And at a more than reasonable price, to boot.
The newest member of the Red Sox is J.D. Martinez, who was last seen putting up a 1.066 OPS and hitting 45 home runs in only 119 games for the Detroit Tigers and Arizona Diamondbacks in 2017. He agreed to join the team on a five-year, $110 million contract on Monday, per Jon Morosi of MLB Network.
There are, of course, a few strings attached.
One is that Martinez's deal comes with multiple opt-out clauses. He can use the first after 2019, at which point he'll have earned $50 million. Or, he can make another $22 million in 2020 and then opt out, per Evan Drellich of NBC Sports Boston.
There are also luxury-tax implications at play. By signing him for $22 million per year, the Red Sox are about to be $33.6 million over the $197 million tax threshold for 2018. That overage will be taxed, and it puts the Red Sox dangerously close to a $40 million overage and a corresponding draft-pick penalty.
Nonetheless, it's hard to view Martinez's agreement as anything other than a steal for Boston.
Way back in November, the word around the hot stove was that Martinez and agent Scott Boras were on the hunt for a $200 million contract. The Red Sox are getting him for roughly half that.
It's also worth pointing out that the Red Sox are guaranteeing Martinez $16 million less than what Yu Darvish got from the Chicago Cubs and $34 million less than what Eric Hosmer got from the San Diego Padres.
Just for fun, here are the three players' wins above replacement since 2014:
OK, fine. This is a sneaky trick in some respects. Martinez is a 30-year-old who's played in only 239 games over the last two years, so there is a durability concern. He's also recently gone from a good defensive outfielder to a poor defensive outfielder.
But more than any other team, the Red Sox can downplay these red flags.
They can plug him into a designated-hitter hole that the club predictably struggled to fill following David Ortiz's retirement in 2016. That should help keep Martinez healthy and should thus maximize the potential of what matters here: his bat.
Although the 2017 Red Sox had the same record (93-69) as the 2016 Red Sox, the two clubs were polar opposites at the plate. The '16 club led MLB in batting average, on-base percentage, slugging percentage and runs. The '17 club was middle of the road or worse in all four categories.
Worse, it suffered the biggest home run loss of any team:
|Team||2016-2017 HR Difference|
Per Baseball Reference.
Up until Monday, the Red Sox's answer to this problem had involved re-signing Mitch Moreland and Eduardo Nunez. Team owner John Henry didn't come off as convincing when he tried to defend this to the media.
"I think our approach last year was lacking offensively and we had issues that the players have already talked about," Henry said, per Ian Browne of MLB.com. "I didn't think we were nearly aggressive enough, and I think our approach was lacking for a good part of the season. I think we would have had significant power last year if we would have had a different approach. That's my opinion. It may not be true. I think we have a very good offense."
Now that Martinez is aboard, all this is water under the proverbial bridge.
His 2017 offensive masterpiece of a season that included 45 homers wasn't his first rodeo. He slugged 38 in 2015, with 23 and 22 in injury-shortened seasons in 2014 and 2016, respectively. Overall, he ranks second to Mike Trout in slugging percentage since 2014.
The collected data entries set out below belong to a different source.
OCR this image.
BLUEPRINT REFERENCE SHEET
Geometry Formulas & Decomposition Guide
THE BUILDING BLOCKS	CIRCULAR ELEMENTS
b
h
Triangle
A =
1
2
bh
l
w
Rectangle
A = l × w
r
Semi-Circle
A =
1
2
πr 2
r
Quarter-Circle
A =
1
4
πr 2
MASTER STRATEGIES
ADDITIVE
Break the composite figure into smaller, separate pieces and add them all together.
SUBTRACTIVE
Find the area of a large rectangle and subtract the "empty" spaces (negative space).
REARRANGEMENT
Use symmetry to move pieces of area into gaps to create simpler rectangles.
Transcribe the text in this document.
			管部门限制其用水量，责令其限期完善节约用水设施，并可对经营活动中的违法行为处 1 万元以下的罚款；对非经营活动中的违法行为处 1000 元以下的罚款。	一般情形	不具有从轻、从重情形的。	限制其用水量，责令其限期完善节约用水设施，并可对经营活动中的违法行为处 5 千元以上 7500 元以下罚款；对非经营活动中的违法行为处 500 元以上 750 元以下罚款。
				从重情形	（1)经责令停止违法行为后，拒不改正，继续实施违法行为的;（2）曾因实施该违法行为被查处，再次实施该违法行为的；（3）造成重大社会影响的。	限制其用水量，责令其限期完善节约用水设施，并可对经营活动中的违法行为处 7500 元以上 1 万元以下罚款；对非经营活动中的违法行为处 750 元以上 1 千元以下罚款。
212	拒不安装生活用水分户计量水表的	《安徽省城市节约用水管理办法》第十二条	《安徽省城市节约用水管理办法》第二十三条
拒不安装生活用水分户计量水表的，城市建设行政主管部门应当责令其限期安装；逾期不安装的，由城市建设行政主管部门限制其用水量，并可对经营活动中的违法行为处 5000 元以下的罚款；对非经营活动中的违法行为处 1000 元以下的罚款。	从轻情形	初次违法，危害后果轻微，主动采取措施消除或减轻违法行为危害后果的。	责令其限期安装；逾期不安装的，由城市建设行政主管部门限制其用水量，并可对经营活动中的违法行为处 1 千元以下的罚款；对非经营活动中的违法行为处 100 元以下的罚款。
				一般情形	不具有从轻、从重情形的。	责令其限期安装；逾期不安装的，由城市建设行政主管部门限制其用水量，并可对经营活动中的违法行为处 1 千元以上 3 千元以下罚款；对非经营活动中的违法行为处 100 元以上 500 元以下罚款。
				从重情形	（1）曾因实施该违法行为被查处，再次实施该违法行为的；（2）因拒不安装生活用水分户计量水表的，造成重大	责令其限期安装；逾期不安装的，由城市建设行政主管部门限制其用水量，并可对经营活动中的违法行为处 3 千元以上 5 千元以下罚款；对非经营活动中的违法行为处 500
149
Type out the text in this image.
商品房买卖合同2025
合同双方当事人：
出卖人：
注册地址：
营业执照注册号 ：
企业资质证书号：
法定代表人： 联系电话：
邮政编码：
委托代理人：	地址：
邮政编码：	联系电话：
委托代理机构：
If there's a reason to be concerned about Martinez in Boston, it's that Fenway Park is a threat to tamp down his opposite-field power. He's hit more oppo homers than any other right-handed batter since 2014, yet many would have died at the warning track in Boston.
But in the larger scheme of Martinez's power, this is a mere nitpick. His aim is to get the ball in the air, period, and his air balls tend to keep going once they're hit. Since 2015, only five hitters have his average fly-ball exit velocity of 95.9 mph beat.
It should be safe to pencil Martinez in for around 40 homers in 2018. That will take a lot of pressure off Mookie Betts, Xander Bogaerts and Jackie Bradley Jr. to replace the power that was lost when Ortiz retired.
Elsewhere, Boston's lineup features two high-upside youngsters (Andrew Benintendi and Rafael Devers), a potentially dangerous first-base platoon (Moreland and Hanley Ramirez) and, if healthy, one steady ol' standby (Dustin Pedroia).
Add that all up, and you get a lineup with good depth and talents of all sorts. FanGraphs' latest projections state that it can score 5.27 runs per game, which places second in between the Houston Astros and New York Yankees. They also have the Red Sox winning 95 games, second only to the Astros in the AL.
A bit too optimistic? Probably. Martinez will only help so much if holdover members of Boston's 2016 lineup don't shape up. The team also has questions on the mound, such as the health of David Price and the matter of what, exactly, Rick Porcello is supposed to be.
But completely unrealistic? Not at all. The Red Sox may need much to go right, but they're going to be able to match up with anyone if things do.
It was hard to make that case before Martinez agreed to terms. Now that he has, the Red Sox can be on their way.